On Thu 05-09-19 15:10:34, Honglei Wang wrote:
> lruvec_lru_size() is involving lruvec_page_state_local() to get the
> lru_size in the current code. It's base on lruvec_stat_local.count[]
> of mem_cgroup_per_node. This counter is updated in batch. It won't
> do charge if the number of coming pages doesn't meet the needs of
> MEMCG_CHARGE_BATCH who's defined as 32 now.
> 
> The testcase in LTP madvise09[1] fails due to small block memory is
> not charged. It creates a new memcgroup and sets up 32 MADV_FREE
> pages. Then it forks child who will introduce memory pressure in the
> memcgroup. The MADV_FREE pages are expected to be released under the
> pressure, but 32 is not more than MEMCG_CHARGE_BATCH and these pages
> won't be charged in lruvec_stat_local.count[] until some more pages
> come in to satisfy the needs of batch charging. So these MADV_FREE
> pages can't be freed in memory pressure which is a bit conflicted
> with the definition of MADV_FREE.

The test case is simly wrong. The caching and the batch size is an
internal implementation detail. Moreover MADV_FREE is a _hint_ so all
you can say is that those pages will get freed at some point in time but
you cannot make any assumptions about when that moment happens.
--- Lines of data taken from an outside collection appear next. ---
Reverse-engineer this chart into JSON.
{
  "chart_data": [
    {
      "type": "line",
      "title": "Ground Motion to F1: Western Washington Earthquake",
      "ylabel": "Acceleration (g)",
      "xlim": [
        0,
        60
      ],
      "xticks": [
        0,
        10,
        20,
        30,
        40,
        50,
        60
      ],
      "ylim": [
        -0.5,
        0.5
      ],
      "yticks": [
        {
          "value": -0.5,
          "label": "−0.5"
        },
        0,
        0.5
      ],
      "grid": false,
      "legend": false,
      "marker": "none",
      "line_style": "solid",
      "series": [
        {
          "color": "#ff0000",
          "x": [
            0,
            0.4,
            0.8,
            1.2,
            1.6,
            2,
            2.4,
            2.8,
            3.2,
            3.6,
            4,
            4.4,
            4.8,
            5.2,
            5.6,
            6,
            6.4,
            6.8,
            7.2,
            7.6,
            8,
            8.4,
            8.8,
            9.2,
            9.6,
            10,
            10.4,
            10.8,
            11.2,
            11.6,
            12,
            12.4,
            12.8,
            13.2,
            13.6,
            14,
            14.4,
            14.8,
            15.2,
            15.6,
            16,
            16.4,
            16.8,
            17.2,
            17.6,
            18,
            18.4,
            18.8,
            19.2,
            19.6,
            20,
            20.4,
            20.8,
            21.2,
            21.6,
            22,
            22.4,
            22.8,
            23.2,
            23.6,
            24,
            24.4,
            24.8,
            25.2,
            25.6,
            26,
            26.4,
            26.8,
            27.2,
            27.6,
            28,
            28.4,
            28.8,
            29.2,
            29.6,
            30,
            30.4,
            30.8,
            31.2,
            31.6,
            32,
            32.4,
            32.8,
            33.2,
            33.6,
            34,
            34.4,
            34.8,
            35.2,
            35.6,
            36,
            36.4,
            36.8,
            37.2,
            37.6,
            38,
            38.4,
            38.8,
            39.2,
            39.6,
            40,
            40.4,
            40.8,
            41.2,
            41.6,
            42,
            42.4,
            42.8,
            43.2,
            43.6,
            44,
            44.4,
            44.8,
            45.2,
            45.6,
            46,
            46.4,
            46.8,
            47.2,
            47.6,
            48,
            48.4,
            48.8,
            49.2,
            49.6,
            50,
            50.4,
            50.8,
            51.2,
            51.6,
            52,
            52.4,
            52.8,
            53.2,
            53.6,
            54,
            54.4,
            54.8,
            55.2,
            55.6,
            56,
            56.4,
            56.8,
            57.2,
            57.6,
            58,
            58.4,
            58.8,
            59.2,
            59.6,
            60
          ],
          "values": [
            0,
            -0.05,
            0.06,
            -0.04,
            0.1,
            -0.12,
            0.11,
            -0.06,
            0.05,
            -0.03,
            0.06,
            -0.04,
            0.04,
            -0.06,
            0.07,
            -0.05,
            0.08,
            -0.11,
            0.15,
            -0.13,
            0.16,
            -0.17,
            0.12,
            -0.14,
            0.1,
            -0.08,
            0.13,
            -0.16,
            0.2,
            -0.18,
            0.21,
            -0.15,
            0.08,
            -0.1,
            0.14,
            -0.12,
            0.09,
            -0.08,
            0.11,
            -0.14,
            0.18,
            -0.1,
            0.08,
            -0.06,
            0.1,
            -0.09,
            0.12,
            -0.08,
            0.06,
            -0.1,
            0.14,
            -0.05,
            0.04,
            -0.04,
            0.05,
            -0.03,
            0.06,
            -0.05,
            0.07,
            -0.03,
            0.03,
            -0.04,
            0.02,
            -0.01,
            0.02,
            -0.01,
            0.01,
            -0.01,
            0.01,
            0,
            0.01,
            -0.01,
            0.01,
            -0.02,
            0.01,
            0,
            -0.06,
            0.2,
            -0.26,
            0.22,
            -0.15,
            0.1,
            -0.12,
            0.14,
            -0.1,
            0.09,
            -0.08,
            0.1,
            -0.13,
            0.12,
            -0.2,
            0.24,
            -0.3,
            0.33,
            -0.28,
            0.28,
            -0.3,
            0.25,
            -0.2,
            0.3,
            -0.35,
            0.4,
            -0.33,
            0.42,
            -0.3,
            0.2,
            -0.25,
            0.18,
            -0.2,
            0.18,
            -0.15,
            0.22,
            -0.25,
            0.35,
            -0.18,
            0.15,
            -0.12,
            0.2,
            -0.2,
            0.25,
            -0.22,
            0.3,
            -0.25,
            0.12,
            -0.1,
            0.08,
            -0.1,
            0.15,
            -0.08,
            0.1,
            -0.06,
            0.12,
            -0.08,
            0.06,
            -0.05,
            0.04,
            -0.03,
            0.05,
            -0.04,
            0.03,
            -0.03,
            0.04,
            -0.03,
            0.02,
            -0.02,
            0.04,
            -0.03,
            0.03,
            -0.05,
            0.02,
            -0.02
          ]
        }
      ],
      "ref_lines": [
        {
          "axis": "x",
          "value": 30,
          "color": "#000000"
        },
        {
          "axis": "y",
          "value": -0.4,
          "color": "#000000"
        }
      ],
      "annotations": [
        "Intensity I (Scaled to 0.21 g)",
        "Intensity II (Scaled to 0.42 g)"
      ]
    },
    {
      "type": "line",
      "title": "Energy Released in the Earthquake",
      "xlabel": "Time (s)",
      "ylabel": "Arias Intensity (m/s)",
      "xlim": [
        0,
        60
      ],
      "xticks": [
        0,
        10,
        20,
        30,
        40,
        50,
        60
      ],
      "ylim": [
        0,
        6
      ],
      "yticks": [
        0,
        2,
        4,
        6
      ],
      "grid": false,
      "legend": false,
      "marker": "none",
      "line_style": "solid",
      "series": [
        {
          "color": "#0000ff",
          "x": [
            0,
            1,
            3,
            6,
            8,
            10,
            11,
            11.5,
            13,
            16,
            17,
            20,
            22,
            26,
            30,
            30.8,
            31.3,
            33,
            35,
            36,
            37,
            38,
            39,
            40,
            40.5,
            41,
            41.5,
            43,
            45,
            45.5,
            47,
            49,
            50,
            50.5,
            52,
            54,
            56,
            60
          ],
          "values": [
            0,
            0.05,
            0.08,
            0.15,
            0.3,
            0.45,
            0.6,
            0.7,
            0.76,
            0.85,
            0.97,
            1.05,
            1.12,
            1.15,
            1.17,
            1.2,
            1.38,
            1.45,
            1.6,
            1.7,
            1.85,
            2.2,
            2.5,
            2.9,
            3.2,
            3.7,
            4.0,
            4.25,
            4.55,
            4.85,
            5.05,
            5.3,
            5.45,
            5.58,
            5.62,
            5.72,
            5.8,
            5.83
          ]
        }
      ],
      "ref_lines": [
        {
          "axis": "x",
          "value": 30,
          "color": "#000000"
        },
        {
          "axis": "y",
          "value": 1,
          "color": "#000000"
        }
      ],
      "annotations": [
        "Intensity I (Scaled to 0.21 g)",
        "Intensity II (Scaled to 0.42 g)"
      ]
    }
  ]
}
> Getting lru_size base on lru_zone_size of mem_cgroup_per_node which
> is not updated in batch can make it a bit more accurate in similar
> scenario.

What does that mean? It would be more helpful to describe the code path
which will use this more precise value and what is the effect of that.
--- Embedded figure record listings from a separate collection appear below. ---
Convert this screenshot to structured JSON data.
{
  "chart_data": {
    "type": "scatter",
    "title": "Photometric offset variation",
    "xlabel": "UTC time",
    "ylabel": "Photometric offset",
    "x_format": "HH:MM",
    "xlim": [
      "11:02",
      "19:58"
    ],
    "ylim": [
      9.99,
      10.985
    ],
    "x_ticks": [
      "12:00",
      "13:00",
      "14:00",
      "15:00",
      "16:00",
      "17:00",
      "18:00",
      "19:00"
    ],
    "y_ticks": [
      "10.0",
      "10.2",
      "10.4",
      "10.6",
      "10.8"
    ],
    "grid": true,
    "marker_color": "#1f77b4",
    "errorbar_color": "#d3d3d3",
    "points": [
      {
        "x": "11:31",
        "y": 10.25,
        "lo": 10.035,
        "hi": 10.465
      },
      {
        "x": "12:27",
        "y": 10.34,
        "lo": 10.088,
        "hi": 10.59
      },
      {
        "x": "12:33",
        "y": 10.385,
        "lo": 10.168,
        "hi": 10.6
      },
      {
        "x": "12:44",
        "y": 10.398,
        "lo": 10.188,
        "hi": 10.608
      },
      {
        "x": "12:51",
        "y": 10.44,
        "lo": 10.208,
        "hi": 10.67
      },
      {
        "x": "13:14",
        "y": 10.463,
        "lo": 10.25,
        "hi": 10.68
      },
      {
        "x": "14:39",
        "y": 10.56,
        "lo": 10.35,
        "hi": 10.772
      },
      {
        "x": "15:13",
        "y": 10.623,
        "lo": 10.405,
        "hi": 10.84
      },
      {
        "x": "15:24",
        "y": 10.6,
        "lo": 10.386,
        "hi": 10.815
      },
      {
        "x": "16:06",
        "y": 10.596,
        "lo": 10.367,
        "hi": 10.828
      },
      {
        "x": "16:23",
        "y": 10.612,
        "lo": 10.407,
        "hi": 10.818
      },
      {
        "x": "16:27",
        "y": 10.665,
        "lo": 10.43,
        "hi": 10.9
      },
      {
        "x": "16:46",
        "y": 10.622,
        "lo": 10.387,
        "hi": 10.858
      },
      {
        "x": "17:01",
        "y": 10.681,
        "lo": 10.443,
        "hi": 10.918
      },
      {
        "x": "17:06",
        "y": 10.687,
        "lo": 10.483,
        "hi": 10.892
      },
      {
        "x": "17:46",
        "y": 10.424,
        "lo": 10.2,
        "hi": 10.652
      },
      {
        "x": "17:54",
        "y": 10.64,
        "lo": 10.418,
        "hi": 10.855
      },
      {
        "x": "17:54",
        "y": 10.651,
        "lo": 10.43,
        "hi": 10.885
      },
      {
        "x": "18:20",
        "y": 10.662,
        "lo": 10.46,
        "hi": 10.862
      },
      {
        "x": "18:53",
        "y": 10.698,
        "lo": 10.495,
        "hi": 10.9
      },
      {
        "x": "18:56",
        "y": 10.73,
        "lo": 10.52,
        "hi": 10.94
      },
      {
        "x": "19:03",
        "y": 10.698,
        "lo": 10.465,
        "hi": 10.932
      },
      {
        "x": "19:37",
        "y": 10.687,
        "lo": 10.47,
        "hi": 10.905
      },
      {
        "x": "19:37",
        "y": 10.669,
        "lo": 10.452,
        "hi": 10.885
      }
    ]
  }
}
As I've said in the previous version, I do not object to the patch
because a more precise lruvec_lru_size sounds like a nice thing as long
as we are not paying a high price for that. Just look at the global case
for mem_cgroup_disabled(). It uses node_page_state and that one is using
per-cpu accounting with regular global value refreshing IIRC.
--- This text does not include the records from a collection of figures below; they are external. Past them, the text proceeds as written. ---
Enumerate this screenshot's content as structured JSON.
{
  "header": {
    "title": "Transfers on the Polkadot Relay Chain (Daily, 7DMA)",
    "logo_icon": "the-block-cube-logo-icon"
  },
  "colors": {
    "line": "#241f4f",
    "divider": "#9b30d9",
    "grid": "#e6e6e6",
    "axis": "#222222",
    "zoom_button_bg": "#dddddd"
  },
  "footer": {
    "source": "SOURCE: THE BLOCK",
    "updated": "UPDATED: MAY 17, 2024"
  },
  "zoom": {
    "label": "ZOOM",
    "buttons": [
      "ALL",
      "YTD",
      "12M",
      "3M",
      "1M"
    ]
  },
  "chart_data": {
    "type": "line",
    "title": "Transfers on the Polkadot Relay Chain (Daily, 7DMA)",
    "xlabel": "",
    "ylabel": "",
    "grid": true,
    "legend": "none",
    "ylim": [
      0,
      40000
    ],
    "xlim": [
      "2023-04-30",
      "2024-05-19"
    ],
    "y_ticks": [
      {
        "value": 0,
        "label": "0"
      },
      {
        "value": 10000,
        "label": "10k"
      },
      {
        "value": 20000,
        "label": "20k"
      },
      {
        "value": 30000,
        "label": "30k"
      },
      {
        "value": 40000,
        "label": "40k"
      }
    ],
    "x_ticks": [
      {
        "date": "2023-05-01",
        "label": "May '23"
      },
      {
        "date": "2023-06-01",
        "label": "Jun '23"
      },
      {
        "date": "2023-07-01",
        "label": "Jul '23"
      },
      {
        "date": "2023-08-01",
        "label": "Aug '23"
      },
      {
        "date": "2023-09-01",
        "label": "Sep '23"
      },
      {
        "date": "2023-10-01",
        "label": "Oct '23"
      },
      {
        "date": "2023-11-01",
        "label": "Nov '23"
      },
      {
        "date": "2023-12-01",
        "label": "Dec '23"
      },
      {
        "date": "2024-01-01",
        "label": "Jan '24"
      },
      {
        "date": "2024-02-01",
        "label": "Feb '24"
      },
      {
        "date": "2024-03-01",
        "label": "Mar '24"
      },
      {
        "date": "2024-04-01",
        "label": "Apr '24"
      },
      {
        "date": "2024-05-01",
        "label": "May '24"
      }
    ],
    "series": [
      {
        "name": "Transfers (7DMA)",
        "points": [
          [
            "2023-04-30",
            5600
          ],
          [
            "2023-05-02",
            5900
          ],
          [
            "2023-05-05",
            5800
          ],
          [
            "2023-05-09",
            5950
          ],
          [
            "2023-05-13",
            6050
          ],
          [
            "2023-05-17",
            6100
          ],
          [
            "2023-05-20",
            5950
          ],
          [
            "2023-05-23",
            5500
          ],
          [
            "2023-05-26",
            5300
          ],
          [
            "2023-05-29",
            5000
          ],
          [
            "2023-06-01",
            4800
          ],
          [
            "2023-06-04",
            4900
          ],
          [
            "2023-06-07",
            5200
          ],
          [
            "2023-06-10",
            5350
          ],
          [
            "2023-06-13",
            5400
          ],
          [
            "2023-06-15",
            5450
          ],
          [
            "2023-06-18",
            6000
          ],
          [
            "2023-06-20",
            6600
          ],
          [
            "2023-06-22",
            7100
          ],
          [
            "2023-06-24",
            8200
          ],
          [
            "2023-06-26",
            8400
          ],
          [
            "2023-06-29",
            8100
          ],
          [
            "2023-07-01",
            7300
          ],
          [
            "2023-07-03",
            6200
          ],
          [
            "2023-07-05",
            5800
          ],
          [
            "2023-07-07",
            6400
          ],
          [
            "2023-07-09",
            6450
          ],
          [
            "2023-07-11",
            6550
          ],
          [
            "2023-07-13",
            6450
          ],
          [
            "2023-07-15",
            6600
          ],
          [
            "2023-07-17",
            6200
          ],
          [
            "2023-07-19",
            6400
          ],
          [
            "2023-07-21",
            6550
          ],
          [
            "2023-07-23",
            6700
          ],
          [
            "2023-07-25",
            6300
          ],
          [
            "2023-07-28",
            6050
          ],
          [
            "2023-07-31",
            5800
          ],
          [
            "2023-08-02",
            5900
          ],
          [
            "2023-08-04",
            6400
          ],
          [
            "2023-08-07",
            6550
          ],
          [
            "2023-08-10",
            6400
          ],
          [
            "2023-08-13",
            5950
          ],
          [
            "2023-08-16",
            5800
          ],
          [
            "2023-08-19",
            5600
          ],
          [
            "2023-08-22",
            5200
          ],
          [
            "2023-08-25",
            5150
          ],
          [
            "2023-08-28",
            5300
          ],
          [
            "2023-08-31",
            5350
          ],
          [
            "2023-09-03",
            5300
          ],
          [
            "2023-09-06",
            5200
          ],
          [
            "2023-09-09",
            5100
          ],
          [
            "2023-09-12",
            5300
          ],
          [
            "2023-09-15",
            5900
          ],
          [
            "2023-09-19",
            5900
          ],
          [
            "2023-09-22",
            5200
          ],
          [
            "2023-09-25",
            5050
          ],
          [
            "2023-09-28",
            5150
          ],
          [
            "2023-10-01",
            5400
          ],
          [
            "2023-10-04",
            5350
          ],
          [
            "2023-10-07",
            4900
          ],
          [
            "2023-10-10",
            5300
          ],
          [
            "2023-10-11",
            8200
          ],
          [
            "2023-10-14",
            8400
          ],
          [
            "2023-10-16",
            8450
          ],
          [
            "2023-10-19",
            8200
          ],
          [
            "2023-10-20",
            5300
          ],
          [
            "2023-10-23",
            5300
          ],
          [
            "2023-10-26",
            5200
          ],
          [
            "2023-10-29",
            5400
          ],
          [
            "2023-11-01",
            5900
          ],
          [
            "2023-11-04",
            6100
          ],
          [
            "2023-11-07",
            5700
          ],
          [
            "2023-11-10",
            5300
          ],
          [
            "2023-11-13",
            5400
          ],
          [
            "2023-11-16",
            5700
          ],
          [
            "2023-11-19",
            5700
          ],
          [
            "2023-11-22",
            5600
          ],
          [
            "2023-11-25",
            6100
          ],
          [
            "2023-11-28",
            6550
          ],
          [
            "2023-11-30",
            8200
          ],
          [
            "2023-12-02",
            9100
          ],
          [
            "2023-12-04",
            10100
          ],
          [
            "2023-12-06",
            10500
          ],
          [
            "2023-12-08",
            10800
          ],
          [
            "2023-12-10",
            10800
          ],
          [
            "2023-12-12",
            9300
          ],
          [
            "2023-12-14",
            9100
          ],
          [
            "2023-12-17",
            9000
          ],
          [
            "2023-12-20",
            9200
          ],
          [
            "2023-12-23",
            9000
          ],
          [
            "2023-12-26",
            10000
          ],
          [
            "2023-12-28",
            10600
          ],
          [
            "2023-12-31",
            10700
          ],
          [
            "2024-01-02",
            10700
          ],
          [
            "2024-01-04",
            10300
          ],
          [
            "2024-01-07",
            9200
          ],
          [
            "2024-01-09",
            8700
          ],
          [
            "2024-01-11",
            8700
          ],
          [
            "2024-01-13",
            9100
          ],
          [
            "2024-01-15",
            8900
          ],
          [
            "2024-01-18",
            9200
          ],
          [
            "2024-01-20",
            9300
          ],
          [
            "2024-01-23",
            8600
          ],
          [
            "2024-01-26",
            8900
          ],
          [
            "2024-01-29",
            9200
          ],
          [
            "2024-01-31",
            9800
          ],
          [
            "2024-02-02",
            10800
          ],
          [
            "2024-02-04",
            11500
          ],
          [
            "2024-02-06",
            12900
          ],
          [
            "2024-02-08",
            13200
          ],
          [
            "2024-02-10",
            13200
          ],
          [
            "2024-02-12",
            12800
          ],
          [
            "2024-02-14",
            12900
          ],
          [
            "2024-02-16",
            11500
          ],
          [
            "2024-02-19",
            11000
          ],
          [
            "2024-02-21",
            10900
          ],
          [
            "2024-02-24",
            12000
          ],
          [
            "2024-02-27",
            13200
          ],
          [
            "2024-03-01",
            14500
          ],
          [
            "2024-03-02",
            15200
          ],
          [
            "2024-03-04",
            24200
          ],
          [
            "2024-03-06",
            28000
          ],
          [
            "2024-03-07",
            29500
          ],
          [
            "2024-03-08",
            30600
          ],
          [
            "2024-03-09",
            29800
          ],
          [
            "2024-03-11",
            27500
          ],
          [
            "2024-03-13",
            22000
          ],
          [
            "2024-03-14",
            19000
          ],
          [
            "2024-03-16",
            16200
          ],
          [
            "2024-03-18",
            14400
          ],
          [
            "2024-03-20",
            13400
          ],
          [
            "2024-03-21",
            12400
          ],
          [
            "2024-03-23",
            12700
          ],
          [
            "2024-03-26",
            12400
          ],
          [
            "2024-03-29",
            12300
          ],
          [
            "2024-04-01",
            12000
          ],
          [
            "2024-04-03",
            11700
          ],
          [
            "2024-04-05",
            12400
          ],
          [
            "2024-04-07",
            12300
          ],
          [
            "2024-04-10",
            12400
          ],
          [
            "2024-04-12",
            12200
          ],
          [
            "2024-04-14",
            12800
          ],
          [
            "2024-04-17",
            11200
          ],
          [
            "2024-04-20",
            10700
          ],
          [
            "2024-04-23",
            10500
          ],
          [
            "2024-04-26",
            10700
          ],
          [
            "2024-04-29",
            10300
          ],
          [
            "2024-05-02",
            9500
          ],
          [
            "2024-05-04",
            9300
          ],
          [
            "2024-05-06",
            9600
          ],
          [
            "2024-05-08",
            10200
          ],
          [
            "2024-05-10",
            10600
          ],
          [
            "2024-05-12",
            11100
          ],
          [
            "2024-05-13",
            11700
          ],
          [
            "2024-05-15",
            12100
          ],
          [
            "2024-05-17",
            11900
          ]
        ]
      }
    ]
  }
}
> [1] https://github.com/linux-test-project/ltp/blob/master/testcases/kernel/syscalls/madvise/madvise09.c
> 
> Signed-off-by: Honglei Wang <honglei.wang@oracle.com>
> ---
>  mm/vmscan.c | 9 +++++----
>  1 file changed, 5 insertions(+), 4 deletions(-)
> 
> diff --git a/mm/vmscan.c b/mm/vmscan.c
> index c77d1e3761a7..c28672460868 100644
> --- a/mm/vmscan.c
> +++ b/mm/vmscan.c
> @@ -354,12 +354,13 @@ unsigned long zone_reclaimable_pages(struct zone *zone)
>   */
>  unsigned long lruvec_lru_size(struct lruvec *lruvec, enum lru_list lru, int zone_idx)
>  {
> -	unsigned long lru_size;
> +	unsigned long lru_size = 0;
>  	int zid;
>  
> -	if (!mem_cgroup_disabled())
> -		lru_size = lruvec_page_state_local(lruvec, NR_LRU_BASE + lru);
> -	else
> +	if (!mem_cgroup_disabled()) {
> +		for (zid = 0; zid < MAX_NR_ZONES; zid++)
> +			lru_size += mem_cgroup_get_zone_lru_size(lruvec, lru, zid);
> +	} else
>  		lru_size = node_page_state(lruvec_pgdat(lruvec), NR_LRU_BASE + lru);
>  
>  	for (zid = zone_idx + 1; zid < MAX_NR_ZONES; zid++) {
> -- 
> 2.17.0

-- 
Michal Hocko
SUSE Labs